Safe Harbor declared invalid? – Part 1/2

October 9, 2015 at 10:29

The transfer of personal data beyond the borders of the European Union is allowed only when it’s also possible to ensure an adequate level of privacy protection in the data’s destination country. For specific countries, the EU has decided that their local privacy protection law is adequate to ensure that a European level of privacy protection can be fulfilled.

Unlike in Europe, in the USA there is no general law about privacy protection and for this reason the so-called “Safe Harbor arrangement” has been used with the USA for years. Together the EU and the USA have created principles for ensuring adequate privacy protection for personal data that is transferred to the USA.

The goal of this arrangement has been to ensure an adequate level of privacy protection in situations where the personal data of European citizens is handled by an US company, in spite of the fact that there is no binding local law.

The Safe Harbor arrangement is based on the idea that the level of privacy protection is adequate if the US company (receiver of data) has publicly committed to complying with the Safe Harbor privacy protection principles that have been approved by the US Department of Commerce and the EU Commission. According to these principles, an organization is obligated, for example, to announce the purpose of data collection and to give the data subjects the right to check and correct their information. In addition, the organization must take the necessary measures to ensure the protection of privacy.

On Tuesday, October 6th, the EU Court of Justice decided that the Safe Harbor agreement between the EU and the USA is invalid.

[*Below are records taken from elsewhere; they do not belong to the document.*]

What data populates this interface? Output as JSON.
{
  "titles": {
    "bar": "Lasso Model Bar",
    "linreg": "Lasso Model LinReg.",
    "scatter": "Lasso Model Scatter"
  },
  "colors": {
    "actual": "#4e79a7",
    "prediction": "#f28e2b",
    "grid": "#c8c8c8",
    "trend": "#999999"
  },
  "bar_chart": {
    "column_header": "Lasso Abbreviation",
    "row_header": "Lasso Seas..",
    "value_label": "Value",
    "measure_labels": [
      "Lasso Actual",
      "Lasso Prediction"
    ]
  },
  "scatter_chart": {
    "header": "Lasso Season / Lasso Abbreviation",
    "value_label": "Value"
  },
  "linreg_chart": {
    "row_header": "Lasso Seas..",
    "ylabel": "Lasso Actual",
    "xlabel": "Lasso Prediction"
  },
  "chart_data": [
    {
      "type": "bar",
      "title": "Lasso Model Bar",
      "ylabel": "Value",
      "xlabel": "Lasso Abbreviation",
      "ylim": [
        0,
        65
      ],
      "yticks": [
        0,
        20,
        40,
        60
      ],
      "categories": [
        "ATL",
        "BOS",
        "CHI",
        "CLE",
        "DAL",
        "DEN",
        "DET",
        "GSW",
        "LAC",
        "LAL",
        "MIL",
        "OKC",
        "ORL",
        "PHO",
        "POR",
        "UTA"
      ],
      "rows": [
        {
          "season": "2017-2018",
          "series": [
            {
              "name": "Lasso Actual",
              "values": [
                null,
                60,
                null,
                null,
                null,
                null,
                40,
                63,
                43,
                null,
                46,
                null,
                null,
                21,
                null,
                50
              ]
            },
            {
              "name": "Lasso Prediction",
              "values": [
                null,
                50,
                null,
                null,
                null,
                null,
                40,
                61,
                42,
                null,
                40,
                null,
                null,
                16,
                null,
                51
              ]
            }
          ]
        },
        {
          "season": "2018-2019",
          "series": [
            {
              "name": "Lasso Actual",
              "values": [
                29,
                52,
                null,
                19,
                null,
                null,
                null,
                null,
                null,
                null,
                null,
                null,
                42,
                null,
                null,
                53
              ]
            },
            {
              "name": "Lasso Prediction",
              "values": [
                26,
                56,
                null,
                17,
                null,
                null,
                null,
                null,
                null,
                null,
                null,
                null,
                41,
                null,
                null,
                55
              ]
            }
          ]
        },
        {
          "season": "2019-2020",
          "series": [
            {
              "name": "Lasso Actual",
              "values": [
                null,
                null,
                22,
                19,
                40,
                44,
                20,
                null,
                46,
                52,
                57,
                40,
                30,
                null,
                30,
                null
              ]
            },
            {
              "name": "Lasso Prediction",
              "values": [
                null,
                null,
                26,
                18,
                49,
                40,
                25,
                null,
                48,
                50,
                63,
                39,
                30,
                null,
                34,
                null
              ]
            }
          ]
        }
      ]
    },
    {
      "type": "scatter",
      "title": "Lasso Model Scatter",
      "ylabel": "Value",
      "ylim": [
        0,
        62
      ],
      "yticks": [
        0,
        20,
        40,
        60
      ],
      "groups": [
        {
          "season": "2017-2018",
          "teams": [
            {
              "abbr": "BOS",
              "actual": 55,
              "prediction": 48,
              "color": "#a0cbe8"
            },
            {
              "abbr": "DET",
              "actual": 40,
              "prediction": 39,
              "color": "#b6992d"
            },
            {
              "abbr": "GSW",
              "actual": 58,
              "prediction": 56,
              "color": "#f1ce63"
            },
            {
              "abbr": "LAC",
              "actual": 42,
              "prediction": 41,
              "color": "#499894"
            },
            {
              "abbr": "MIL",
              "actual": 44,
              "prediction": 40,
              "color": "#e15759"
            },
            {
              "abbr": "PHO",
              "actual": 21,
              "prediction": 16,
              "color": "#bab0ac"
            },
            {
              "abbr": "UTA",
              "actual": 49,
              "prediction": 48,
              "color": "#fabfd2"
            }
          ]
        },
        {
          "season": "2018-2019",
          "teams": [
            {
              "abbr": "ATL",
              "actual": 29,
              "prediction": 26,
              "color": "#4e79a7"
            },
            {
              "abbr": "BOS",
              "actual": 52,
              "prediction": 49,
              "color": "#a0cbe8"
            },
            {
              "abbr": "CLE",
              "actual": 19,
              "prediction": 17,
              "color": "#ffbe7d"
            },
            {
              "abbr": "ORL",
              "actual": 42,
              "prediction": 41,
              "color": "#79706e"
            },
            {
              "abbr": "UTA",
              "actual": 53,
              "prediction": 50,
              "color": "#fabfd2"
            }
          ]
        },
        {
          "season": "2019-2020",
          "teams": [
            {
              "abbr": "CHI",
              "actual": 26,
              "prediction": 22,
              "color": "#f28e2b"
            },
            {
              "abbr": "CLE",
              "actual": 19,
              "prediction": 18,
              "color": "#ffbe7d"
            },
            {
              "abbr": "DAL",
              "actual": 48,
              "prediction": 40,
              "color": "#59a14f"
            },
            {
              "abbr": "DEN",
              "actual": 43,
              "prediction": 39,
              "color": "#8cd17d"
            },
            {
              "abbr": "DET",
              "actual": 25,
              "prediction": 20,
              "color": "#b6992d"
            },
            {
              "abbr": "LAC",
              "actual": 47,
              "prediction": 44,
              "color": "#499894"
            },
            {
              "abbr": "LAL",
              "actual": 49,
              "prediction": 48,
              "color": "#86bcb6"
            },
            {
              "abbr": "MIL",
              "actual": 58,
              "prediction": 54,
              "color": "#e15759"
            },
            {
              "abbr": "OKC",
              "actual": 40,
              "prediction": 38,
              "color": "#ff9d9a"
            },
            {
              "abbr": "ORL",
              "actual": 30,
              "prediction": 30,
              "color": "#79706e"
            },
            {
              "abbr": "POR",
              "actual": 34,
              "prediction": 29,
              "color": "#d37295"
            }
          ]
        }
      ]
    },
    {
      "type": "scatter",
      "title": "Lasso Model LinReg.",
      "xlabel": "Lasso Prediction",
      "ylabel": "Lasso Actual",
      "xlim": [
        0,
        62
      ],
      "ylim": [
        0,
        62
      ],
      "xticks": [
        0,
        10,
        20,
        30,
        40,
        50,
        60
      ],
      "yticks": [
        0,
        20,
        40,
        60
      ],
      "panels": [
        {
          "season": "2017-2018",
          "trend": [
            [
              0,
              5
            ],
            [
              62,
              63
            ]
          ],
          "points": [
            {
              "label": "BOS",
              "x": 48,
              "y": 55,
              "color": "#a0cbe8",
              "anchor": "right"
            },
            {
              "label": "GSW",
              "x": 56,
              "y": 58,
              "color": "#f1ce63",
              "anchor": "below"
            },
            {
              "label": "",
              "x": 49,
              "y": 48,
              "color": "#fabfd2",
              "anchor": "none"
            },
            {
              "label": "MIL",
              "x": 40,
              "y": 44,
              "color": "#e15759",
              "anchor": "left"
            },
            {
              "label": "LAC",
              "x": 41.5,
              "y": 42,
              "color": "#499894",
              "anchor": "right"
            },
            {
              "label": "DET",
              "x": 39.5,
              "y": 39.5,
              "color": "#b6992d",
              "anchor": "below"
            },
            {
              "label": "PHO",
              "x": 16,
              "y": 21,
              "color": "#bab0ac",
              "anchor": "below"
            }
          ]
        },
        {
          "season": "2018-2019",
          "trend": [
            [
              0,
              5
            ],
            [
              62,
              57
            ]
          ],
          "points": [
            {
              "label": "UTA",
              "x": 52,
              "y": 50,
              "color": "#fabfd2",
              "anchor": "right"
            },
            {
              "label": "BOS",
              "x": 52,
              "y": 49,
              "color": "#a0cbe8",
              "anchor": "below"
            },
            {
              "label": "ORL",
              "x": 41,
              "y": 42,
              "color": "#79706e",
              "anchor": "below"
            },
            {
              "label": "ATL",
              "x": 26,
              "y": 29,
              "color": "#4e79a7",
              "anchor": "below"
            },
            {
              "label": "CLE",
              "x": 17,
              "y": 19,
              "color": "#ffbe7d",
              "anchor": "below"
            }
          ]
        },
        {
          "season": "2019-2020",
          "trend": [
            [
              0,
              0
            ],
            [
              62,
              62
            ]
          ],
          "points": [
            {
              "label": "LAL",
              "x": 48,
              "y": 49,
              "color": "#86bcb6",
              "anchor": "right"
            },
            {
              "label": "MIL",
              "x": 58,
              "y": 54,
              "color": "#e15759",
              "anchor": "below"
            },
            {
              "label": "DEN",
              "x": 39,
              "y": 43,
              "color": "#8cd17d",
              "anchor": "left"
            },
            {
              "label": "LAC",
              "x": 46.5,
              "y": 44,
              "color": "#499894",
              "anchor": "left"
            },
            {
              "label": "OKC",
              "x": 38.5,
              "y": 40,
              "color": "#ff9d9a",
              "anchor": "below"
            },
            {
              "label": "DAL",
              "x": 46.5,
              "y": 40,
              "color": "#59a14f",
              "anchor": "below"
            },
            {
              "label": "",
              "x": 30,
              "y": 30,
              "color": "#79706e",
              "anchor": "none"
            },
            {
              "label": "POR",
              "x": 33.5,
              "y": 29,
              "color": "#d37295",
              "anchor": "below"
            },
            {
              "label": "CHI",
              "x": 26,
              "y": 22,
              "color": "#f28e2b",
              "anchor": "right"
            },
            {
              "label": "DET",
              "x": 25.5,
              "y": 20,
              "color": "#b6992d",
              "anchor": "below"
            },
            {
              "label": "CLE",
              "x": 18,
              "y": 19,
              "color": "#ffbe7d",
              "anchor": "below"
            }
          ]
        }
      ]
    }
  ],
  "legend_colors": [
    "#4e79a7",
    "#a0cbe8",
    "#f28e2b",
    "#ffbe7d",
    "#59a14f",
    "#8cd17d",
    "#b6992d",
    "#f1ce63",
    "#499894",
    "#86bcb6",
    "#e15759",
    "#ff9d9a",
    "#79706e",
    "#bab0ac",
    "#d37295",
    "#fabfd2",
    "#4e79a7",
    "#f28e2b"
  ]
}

What does this mean and what actually happened?

From the Facebook revolution to revoking the Safe Harbor arrangement

In 2010 Austrian Max Schrems became tired of the way Facebook collected and used its users’ information, and asked Facebook for all the information they had collected on him. The amount of gathered information was enormous – Max received a 1200 page PDF document that consisted of everything he had ever done on Facebook. The document also included information that Schrems had thought he had already deleted.

In 2013, inspired by Edward Snowden’s revelations, Schrems decided to question the entire Safe Harbor arrangement and asked the Irish data protection authority to find out how data was transferred from the company’s servers in Ireland to the USA. From Ireland the case proceeded to the EU Court of Justice.

The decision by the EU Court of Justice [PDF] declares the Safe Harbor arrangement invalid, because it doesn’t sufficiently take into account privacy protection, which is a fundamental right of individuals. The arrangement is considered to provide insufficient protection for the citizens of EU countries, because the US authorities have extensive access to their information. In addition, the decision states that an individual doesn’t have enough ways to access their personal information or to demand the correction or deletion of this information.
 

What is going to change, if anything?

The invalidation of the Safe Harbor arrangement means that the arrangement in this form is no longer a sufficient and acceptable guarantee of the safety of transferred data. It remains to be seen what kind of new regulations will replace the Safe Harbor arrangement, or if the US companies will be prompted to store the data in Europe.

Right now it seems that the decision may have both positive and negative consequences:

  • The annulment of the Safe Harbor arrangement may lead to improved privacy protection for individuals because until now, the arrangement was based on an announcement of compliance with the Safe Harbor principles by US companies, and in practice their fulfillment was very difficult to prove.
  • In addition, the decision may place more administrative and agreement-related burden on companies who transfer data between the EU and the USA.

What will be the position of service providers squeezed between the EU and US law? Is it possible that US authorities could demand access to information on European servers as well? Will companies who operate in the USA receive conflicting demands to turn over data to the authorities in spite of European law?

To this day, the turnover practices haven’t had any clear guidelines. One example is Microsoft, who has already received a decision from an US court to turn over e-mails from a data center located in Ireland. However, Microsoft has opposed the decision and declared that it will not turn over the data.

The practical consequences to privacy protection regulations will become clear later. The forthcoming EU Data Protection Regulation and its more detailed rules will hopefully bring clarity to the permitted models of operation.